[ad_1]
FILE PHOTO: Passengers board an Air France plane at the Nantes-Atlantique airport in Bouguenais near Nantes, France, April 4, 2019. REUTERS/Stephane Mahe/File Photo
PARIS (Reuters) – Air France-KLM will propose a voluntary redundancy scheme that would affect nearly 400 ground staff at French airports, La Tribune said on Saturday, a day after the airline posted a deeper first-quarter loss.
The Franco-Dutch company, which blamed higher fuel costs and price competition for its operating loss of 303 million euros ($339 million), will present the redundancy plan to a union and management meeting on May 13, La Tribune said on its website.

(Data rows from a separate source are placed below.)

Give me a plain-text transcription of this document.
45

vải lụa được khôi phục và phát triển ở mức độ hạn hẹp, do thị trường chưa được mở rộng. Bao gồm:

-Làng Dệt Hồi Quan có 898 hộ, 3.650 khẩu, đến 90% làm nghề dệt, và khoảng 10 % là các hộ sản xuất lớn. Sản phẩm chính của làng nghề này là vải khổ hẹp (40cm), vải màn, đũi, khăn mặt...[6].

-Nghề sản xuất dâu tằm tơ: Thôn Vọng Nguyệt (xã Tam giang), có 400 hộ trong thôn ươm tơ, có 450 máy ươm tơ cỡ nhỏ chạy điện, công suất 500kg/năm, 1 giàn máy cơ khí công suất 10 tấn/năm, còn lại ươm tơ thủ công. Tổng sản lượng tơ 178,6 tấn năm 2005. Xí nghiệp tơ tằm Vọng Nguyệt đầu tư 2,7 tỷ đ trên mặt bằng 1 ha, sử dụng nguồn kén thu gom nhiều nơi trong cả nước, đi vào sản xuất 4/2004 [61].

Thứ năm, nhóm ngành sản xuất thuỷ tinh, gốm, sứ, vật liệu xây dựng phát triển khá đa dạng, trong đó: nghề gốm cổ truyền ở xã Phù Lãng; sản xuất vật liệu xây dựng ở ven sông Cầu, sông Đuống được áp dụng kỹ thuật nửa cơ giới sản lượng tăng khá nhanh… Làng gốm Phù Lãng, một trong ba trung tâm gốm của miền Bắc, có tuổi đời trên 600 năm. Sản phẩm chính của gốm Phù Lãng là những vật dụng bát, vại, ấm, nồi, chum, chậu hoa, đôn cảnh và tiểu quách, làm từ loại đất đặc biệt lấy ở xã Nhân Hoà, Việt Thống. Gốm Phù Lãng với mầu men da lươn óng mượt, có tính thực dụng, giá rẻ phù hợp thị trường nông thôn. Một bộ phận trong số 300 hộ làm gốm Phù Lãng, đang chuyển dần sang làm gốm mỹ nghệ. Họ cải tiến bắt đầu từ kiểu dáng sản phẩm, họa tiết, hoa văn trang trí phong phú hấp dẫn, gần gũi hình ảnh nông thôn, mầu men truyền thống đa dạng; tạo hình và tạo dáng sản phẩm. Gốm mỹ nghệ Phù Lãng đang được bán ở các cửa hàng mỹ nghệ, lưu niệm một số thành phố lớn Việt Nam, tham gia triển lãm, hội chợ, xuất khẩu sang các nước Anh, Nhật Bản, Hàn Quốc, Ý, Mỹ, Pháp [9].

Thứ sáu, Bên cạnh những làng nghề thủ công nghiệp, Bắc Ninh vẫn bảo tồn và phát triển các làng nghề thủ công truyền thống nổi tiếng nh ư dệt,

Another 200 departing staff would not be replaced, it added.
An Air France spokesman confirmed that a voluntary plan to cut short-haul ground staff would be presented on May 13 but declined to give details on the proposals ahead of the meeting.
He also said that a company review had pointed to a need to hire more than 1,000 people across the company’s business this year.
Air France-KLM has trailed rivals Lufthansa and British Airways (part of Intercontinental Airlines) on profitability, held back by restrictive French union deals and strikes that last year wiped 335 million euros off earnings and forced out its previous chief executive.
Under CEO Ben Smith, who joined last September from Air Canada, the airline is seeking to boost efficiency in part via better coordination of the Air France and KLM networks, but his task is complicated by the arrival of the Dutch government as a major shareholder keen to preserve KLM’s autonomy.